Family time is also hugely important to Renton. He’s a proud dad to Bonnie and Max, and a husband whose happy place is snowboarding on Mount Buller with his wife Chelsie.
Christmas in the Millar household is full of family, friends and food. Their tradition is to have a big get together on the Sunday before Christmas and make the best use of the long days. Cooking is a combined effort from his loved ones, but Renton mainly just does the eating. With Australian classics like prawns and pavlova on the table, it’d be hard not to.
The season is an opportunity for him to catch up with people he hasn’t seen for a while, but he also loves the wide-eyed excitement of his kids.
“Last year the kids just ran into our bedroom, and I was pretty stoked that they didn’t run out to straightaway get their presents - they jumped into bed and had some cuddles”.

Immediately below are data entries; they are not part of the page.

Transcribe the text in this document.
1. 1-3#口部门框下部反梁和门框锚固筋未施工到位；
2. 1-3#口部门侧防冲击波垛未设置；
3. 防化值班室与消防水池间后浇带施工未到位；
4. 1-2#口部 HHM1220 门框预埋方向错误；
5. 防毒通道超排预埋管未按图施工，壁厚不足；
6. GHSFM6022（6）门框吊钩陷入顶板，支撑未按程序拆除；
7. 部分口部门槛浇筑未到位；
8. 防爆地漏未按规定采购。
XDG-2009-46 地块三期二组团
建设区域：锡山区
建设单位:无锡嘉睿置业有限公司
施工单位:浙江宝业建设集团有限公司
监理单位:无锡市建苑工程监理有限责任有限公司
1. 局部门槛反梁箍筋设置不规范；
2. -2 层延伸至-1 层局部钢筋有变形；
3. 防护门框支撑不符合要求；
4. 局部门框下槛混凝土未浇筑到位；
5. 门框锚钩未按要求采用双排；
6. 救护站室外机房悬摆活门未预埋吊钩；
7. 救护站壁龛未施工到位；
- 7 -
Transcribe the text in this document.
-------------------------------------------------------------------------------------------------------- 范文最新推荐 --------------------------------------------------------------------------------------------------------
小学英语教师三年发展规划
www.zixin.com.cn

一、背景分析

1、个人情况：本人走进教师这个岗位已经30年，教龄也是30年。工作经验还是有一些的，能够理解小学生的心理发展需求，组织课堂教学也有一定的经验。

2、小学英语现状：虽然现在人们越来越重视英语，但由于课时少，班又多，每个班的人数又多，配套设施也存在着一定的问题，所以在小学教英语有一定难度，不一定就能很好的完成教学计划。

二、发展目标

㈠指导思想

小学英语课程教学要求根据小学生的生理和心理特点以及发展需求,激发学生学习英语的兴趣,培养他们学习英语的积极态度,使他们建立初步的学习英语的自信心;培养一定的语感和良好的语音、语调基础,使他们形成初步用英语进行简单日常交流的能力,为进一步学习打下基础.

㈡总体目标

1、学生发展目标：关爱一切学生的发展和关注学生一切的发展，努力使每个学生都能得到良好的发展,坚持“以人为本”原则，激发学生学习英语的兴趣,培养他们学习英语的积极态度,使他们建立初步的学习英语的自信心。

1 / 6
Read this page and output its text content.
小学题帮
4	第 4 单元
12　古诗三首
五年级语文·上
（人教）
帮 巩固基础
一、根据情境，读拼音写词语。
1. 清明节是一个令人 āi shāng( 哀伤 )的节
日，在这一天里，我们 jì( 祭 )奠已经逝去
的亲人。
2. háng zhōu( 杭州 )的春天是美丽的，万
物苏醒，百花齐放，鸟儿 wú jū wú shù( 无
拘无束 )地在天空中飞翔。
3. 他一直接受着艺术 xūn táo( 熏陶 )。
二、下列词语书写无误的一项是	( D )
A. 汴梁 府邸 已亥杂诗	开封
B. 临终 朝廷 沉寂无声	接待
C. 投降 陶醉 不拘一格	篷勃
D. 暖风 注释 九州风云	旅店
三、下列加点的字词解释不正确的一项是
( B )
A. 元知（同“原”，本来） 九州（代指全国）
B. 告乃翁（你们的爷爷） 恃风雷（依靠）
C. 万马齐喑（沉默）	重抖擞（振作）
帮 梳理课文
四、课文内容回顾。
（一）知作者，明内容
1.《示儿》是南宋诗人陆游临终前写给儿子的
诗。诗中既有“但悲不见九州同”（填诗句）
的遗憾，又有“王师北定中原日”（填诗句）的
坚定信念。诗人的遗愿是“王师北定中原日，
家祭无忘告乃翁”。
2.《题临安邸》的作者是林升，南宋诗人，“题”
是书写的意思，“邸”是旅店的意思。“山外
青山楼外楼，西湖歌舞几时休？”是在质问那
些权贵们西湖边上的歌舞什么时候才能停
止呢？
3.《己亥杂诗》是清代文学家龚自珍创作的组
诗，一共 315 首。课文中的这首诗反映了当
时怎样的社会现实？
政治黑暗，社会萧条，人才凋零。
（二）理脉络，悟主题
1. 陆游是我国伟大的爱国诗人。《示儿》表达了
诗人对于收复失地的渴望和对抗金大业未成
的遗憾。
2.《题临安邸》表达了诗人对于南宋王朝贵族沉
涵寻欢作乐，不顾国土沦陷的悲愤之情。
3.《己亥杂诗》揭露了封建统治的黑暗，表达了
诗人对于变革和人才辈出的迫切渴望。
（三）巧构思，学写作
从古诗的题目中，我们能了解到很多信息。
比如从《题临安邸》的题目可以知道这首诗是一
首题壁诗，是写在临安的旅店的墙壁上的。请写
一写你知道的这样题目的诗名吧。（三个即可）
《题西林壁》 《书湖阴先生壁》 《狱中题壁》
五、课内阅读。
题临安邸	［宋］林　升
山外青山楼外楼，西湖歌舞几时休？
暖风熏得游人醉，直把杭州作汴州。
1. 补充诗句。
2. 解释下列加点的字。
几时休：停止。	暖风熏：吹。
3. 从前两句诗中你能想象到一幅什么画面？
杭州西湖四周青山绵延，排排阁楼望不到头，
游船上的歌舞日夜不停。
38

There are aspects of Renton’s upbringing in the West that he’d like his kids to learn too. “Something I’d like to pass onto my kids is how to work really hard. When I was growing up, there wasn’t really the possibility to be a pro skateboarder. I never knew you could actually do it.”
Living in the West gave him the edge and determination to follow his dreams.
“If you can see something that you want to do, you should work to try and achieve that, regardless if people think you can do it or not.”